This was published under the 2010 to 2015 Conservative and Liberal Democrat coalition government
The main tax raising power voted for by the Scottish people in the 1997 Devolution Referendum is currently not available to MSPs.
The main tax raising power voted for by the Scottish people in the 1997 Devolution Referendum is currently not available to MSPs. The Scottish Secretary Michael Moore has today written to the First Minister and other Holyrood leaders to inform them that a decision by the Scottish Government not to commit resources to maintain the Scottish Variable Rate (SVR) tax power means that HMRC could no longer collect such a tax.
The SVR is the power to lower or raise the basic rate of income tax by 3p.

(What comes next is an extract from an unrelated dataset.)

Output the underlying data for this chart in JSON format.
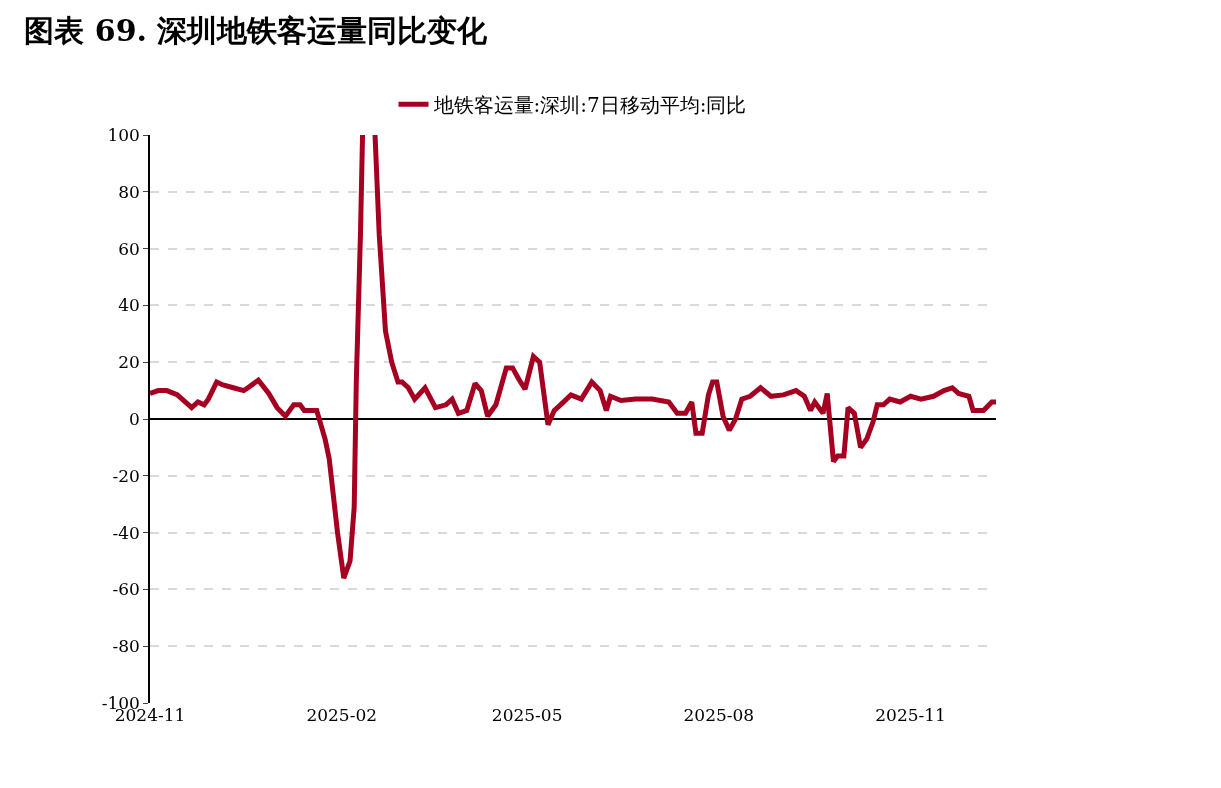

Mr Swinney told MSPs yesterday that he would not raise the Scottish Variable Rate of income tax but Mr Moore makes clear in his letter today that decisions taken by the Scottish Government mean the SVR power could not now be used before the 2013/14 tax year. The Scottish Secretary has written to the other main parties to advise them that they will not be able to use this power until the penultimate year of the next Parliament.
Michael Moore said:
“The previous arrangements to ensure that the SVR tax could be invoked within 10 months were allowed to lapse in 2007. I am not privy to the discussions that went on between 2007 and 2010 but I do know that the Scottish Government informed us in August that they were not going to pay for HMRC to work on the PAYE systems to enable the SVR to be available after the 2011 election.
“It is now clear that because the system has not been maintained at the previous ten-month readiness, HMRC would require two years notice to invoke the SVR. I am conscious that the various political parties will be considering their policy programmes for next year’s Holyrood election. I felt it was imperative to inform them that this tax power, which formed part of the original devolution settlement, is not available to whoever forms the next Scottish Government.
“It is worth saying that the forthcoming Scotland Bill that I will publish in the next few weeks will contain the biggest transfer of financial powers from London since the creation of the UK. Our expectation is that these greater powers would be available to MSPs from 2015.”
The 1998 Scotland Act section 80 allows for any administrative costs incurred by HMRC in relation to the Scottish Parliament’s tax varying power to be met by Scottish Ministers, whilst it is an established principle that the costs of devolution should be met from the Scottish Budget. The SVR power has never been used by the Scottish Parliament.
John Swinney made the following comment in the Scottish Parliament yesterday:
“Within the Parliament’s existing revenue powers, we have explored options for maximising our income. We have been mindful of the need to consider the effect of the significant tax rises that the UK Government has announced before we act. I therefore confirm that we will not raise the Scottish variable rate of income tax.”